You can also chain multiple prompts to get to the answers you want. Feel free to share the PDF you have so we can experiment some more. You can also use (webapp) to maybe chain some responses together for quick prototyping.

Let me know if you want to share some more context.

That is correct, I also wasn’t giving enough context and simply wasn’t understood(
Besides this I must note that I still prefer to use because here I can hire writers for essay, this seems to me a better way, because at the moment AI seems to me still quite poorly developed and it cannot give the full answer I would have needed.

Hi Green,

Thanks for your response.

I am ok for the AI bot to ask followup question if there are multiple matches found for the same query.

I donot expect the bot to answer in first go. Accuracy is the goal here even after follow questions by the bot.

Hope this helps.


Cool, you got an example PDF? Would love to check if we are getting better results when following up on the results.

Here is the sample PDF @Green

there following questions not being answered properly

  1. what are the age requirements for admission?
    Expectation: it should ask which curriculum are you lookin for?

  2. What is the fee for Grade XI?
    Expectation: It should ask- “please select from following options”

Grade XI (Commerce and Humanities Stream)
Grade XI (Science Stream without Comp. Science)
Grade XI (Science Stream with Comp. Science)

Hope this helps


Hi, may I ask how you are parsing the pdf in the first place? Is the whole pdf converted into a single vector embedding, or do you divide the pdf by page or by paragraph first?

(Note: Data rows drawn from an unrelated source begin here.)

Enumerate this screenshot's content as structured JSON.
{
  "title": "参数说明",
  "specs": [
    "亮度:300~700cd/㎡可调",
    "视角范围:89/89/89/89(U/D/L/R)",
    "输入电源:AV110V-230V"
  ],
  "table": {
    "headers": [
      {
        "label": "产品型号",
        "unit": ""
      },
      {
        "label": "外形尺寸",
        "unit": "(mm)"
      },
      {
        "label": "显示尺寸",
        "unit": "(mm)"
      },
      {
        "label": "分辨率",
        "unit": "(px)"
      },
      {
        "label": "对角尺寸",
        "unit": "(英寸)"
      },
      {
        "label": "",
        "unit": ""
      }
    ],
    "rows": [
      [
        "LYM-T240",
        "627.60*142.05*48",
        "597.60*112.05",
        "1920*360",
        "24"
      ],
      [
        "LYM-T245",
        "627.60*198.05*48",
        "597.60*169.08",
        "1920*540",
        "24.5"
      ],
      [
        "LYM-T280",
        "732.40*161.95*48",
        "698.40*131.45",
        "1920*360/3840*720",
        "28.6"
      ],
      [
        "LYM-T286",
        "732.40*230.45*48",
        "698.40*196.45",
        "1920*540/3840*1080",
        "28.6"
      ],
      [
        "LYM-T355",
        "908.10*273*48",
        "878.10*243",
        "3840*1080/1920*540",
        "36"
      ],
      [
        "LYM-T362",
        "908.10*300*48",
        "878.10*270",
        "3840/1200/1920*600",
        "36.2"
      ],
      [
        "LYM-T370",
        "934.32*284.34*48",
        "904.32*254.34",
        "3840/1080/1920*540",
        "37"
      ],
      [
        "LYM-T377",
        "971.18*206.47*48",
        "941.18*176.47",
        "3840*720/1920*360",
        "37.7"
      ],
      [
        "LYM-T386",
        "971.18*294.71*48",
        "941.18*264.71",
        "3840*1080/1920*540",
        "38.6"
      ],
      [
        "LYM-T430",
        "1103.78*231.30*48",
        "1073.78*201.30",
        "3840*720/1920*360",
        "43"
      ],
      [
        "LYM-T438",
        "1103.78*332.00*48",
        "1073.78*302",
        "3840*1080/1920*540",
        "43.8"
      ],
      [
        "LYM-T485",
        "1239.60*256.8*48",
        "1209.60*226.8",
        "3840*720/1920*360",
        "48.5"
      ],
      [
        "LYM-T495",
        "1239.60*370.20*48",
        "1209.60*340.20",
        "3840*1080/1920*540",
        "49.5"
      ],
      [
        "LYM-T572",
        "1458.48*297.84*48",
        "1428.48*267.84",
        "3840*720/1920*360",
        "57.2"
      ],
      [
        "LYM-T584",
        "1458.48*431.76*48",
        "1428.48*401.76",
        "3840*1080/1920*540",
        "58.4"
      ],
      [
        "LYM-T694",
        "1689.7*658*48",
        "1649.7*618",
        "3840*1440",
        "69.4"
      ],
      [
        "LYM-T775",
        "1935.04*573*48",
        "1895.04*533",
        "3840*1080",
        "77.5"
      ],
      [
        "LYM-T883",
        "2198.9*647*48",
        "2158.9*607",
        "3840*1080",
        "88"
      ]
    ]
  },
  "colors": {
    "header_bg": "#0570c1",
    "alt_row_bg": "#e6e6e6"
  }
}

It is passed page by page. And I am store page wise vector in custom vector db

Hey Klass,

I’m getting pretty good results with this prompt could you check if you argee?

You are an assistent that tries to navigate a student pick a education. 

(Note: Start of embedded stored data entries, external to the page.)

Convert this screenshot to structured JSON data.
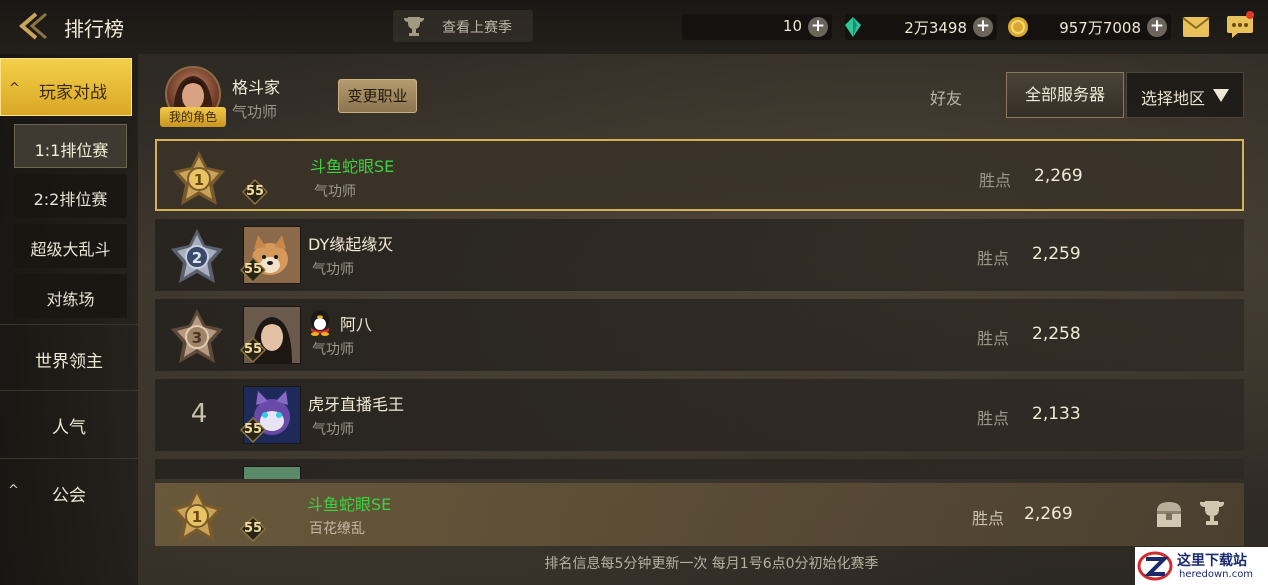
{
  "header": {
    "title": "排行榜",
    "season_button": "查看上赛季",
    "currencies": [
      {
        "icon": "crescent-currency-icon",
        "value": "10"
      },
      {
        "icon": "green-gem-icon",
        "value": "2万3498"
      },
      {
        "icon": "gold-coin-icon",
        "value": "957万7008"
      }
    ],
    "plus": "+"
  },
  "sidebar": {
    "main": "玩家对战",
    "subs": [
      "1:1排位赛",
      "2:2排位赛",
      "超级大乱斗",
      "对练场"
    ],
    "active_sub": 0,
    "categories": [
      "世界领主",
      "人气",
      "公会"
    ]
  },
  "profile": {
    "name": "格斗家",
    "class": "气功师",
    "badge": "我的角色",
    "change_button": "变更职业"
  },
  "filters": {
    "friends": "好友",
    "all_servers": "全部服务器",
    "region": "选择地区"
  },
  "ranking": {
    "points_label": "胜点",
    "rows": [
      {
        "rank": "1",
        "level": "55",
        "name": "斗鱼蛇眼SE",
        "class": "气功师",
        "points": "2,269"
      },
      {
        "rank": "2",
        "level": "55",
        "name": "DY缘起缘灭",
        "class": "气功师",
        "points": "2,259"
      },
      {
        "rank": "3",
        "level": "55",
        "name": "阿八",
        "class": "气功师",
        "points": "2,258"
      },
      {
        "rank": "4",
        "level": "55",
        "name": "虎牙直播毛王",
        "class": "气功师",
        "points": "2,133"
      }
    ]
  },
  "my_rank": {
    "rank": "1",
    "level": "55",
    "name": "斗鱼蛇眼SE",
    "class": "百花缭乱",
    "points_label": "胜点",
    "points": "2,269"
  },
  "footer": "排名信息每5分钟更新一次 每月1号6点0分初始化赛季",
  "watermark": {
    "line1": "这里下载站",
    "line2": "heredown.com"
  }
}
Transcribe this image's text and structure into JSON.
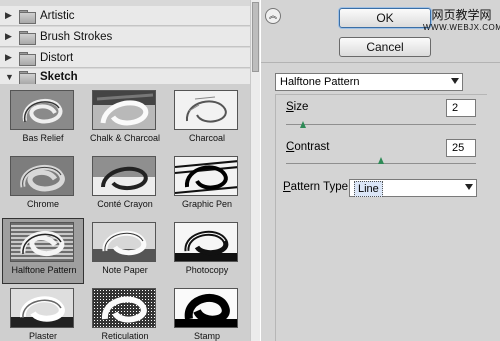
{
  "categories": [
    {
      "label": "Artistic",
      "open": false
    },
    {
      "label": "Brush Strokes",
      "open": false
    },
    {
      "label": "Distort",
      "open": false
    },
    {
      "label": "Sketch",
      "open": true
    }
  ],
  "thumbnails": [
    {
      "label": "Bas Relief",
      "selected": false
    },
    {
      "label": "Chalk & Charcoal",
      "selected": false
    },
    {
      "label": "Charcoal",
      "selected": false
    },
    {
      "label": "Chrome",
      "selected": false
    },
    {
      "label": "Conté Crayon",
      "selected": false
    },
    {
      "label": "Graphic Pen",
      "selected": false
    },
    {
      "label": "Halftone Pattern",
      "selected": true
    },
    {
      "label": "Note Paper",
      "selected": false
    },
    {
      "label": "Photocopy",
      "selected": false
    },
    {
      "label": "Plaster",
      "selected": false
    },
    {
      "label": "Reticulation",
      "selected": false
    },
    {
      "label": "Stamp",
      "selected": false
    }
  ],
  "buttons": {
    "ok": "OK",
    "cancel": "Cancel"
  },
  "watermark": {
    "line1": "网页教学网",
    "line2": "WWW.WEBJX.COM"
  },
  "filter_select": {
    "value": "Halftone Pattern"
  },
  "params": {
    "size": {
      "label_u": "S",
      "label_rest": "ize",
      "value": "2",
      "min": 1,
      "max": 12
    },
    "contrast": {
      "label_u": "C",
      "label_rest": "ontrast",
      "value": "25",
      "min": 0,
      "max": 50
    }
  },
  "pattern_type": {
    "label_u": "P",
    "label_rest": "attern Type:",
    "value": "Line"
  }
}
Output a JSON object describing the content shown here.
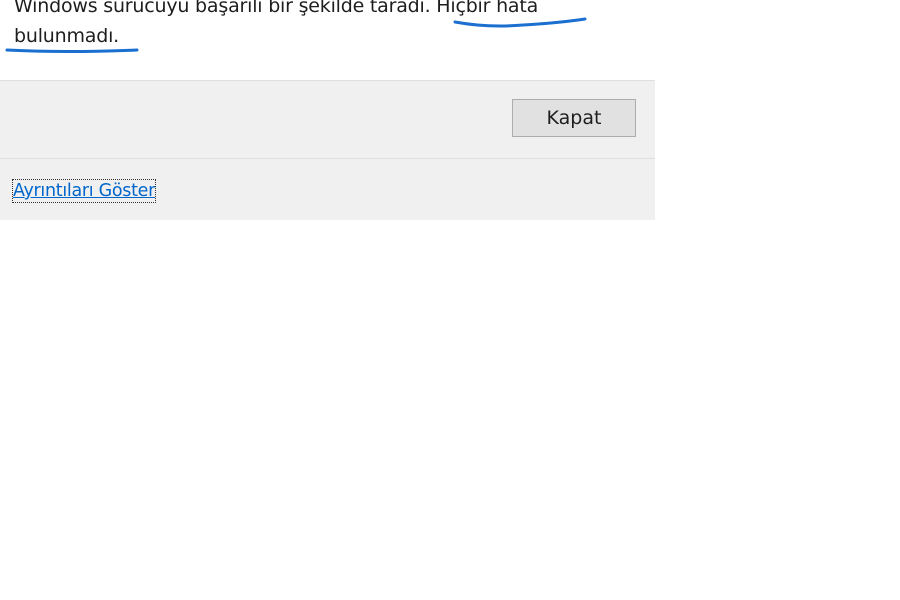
{
  "dialog": {
    "message": "Windows sürücüyü başarılı bir şekilde taradı. Hiçbir hata bulunmadı.",
    "close_label": "Kapat",
    "details_label": "Ayrıntıları Göster"
  },
  "colors": {
    "annotation": "#1a6fd0",
    "link": "#0066cc",
    "panel": "#f0f0f0",
    "button": "#e1e1e1"
  }
}
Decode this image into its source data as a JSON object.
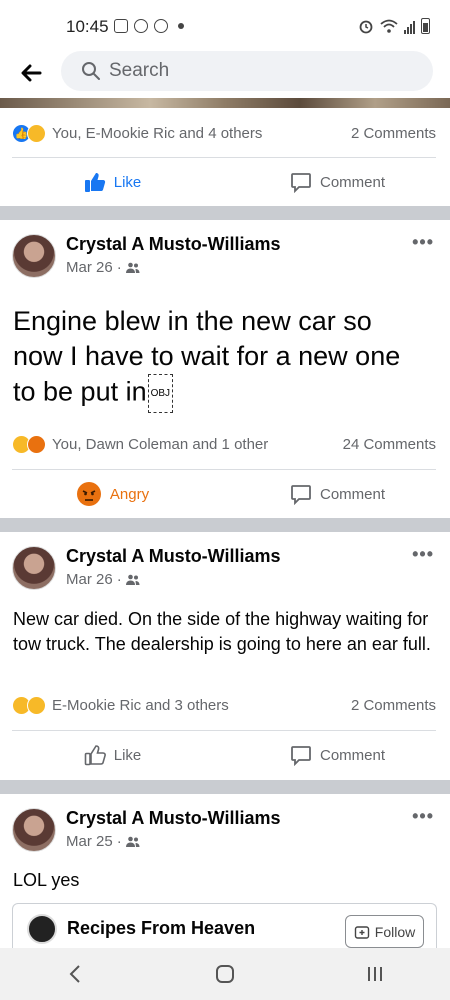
{
  "status_bar": {
    "time": "10:45"
  },
  "search": {
    "placeholder": "Search"
  },
  "post0": {
    "reactions_text": "You, E-Mookie Ric and 4 others",
    "comments": "2 Comments",
    "like_label": "Like",
    "comment_label": "Comment"
  },
  "post1": {
    "author": "Crystal A Musto-Williams",
    "date": "Mar 26",
    "text_line1": "Engine blew in the new car so",
    "text_line2": "now I have to wait for a new one",
    "text_line3": "to be put in",
    "obj_marker": "OBJ",
    "reactions_text": "You, Dawn Coleman and 1 other",
    "comments": "24 Comments",
    "reaction_label": "Angry",
    "comment_label": "Comment"
  },
  "post2": {
    "author": "Crystal A Musto-Williams",
    "date": "Mar 26",
    "text": "New car died. On the side of the highway waiting for tow truck. The dealership is going to here an ear full.",
    "reactions_text": "E-Mookie Ric and 3 others",
    "comments": "2 Comments",
    "like_label": "Like",
    "comment_label": "Comment"
  },
  "post3": {
    "author": "Crystal A Musto-Williams",
    "date": "Mar 25",
    "text": "LOL yes",
    "shared_page": "Recipes From Heaven",
    "follow_label": "Follow"
  },
  "colors": {
    "accent": "#1877f2",
    "angry": "#e9710f",
    "divider": "#c9ccd1"
  }
}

Their are multiple courses so you may want to ask what kind of study or grade the user is looking for but ((not at the start of the conversation)). You will only provide choices that are available within the given information below the '---' line. If you are unsure or the question is too broad you will ask for classification.

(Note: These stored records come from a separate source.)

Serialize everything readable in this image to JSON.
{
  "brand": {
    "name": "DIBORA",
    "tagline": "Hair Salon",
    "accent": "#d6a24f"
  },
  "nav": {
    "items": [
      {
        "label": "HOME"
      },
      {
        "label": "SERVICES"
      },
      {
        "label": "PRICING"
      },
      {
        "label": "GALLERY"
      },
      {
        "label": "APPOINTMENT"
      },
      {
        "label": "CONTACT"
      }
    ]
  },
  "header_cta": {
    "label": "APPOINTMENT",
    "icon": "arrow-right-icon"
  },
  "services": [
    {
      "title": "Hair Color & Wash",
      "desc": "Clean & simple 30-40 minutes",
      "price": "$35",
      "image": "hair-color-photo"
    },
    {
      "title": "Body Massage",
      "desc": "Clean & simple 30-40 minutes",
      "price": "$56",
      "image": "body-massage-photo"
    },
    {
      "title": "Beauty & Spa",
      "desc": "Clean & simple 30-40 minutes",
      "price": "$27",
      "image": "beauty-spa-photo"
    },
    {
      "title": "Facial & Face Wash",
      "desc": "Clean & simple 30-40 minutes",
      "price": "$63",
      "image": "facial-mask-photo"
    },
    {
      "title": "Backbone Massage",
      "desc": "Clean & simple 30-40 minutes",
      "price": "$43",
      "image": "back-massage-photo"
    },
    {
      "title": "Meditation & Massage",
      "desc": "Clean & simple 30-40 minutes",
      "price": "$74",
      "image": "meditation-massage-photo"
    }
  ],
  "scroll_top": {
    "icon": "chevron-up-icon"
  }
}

1. Follow this prompt closely
2. The student has a very low cognitive load, dont overload the user with information.

When you are ready (((only))) say: "Hello, where can i help you with today?".


Thanks @Green : I will give it a try

Embeddings are notoriously bad at exact values.
Trying to use an embedding to “query for classes costing less than $4000” is exactly what they’re not good at. A regular database is much better at that.
Even keyword search is hit-or-miss with embeddings.

One solution to this problem is to combine keyword-based retrieval and embedding-based retrieval.
You could do both, generate a number of information chunks based on the question, and then provide all the chunks to the model, and ask the model to summarize the results in context of the user’s question.

Another solution is to use the new function call support. You can describe functions for “list classes with cost in range” and “list classes based on topic” and so on, and then let the chat with the model fill in the parameters, until the model is confident that it wants to invoke a function, and then you evaluate that function on your own side to retrieve the list.


Agree with @jwatte take on this, When you go from a traditional database format to vector embeddings, you are swapping determinism for statistical, now that statistical system can be very accurate and it is ground-breaking in its ability to translate what people “meant to say” into what they actually want, but it is also going to suffer from bluetoothism, that is, not everything needs bluetooth.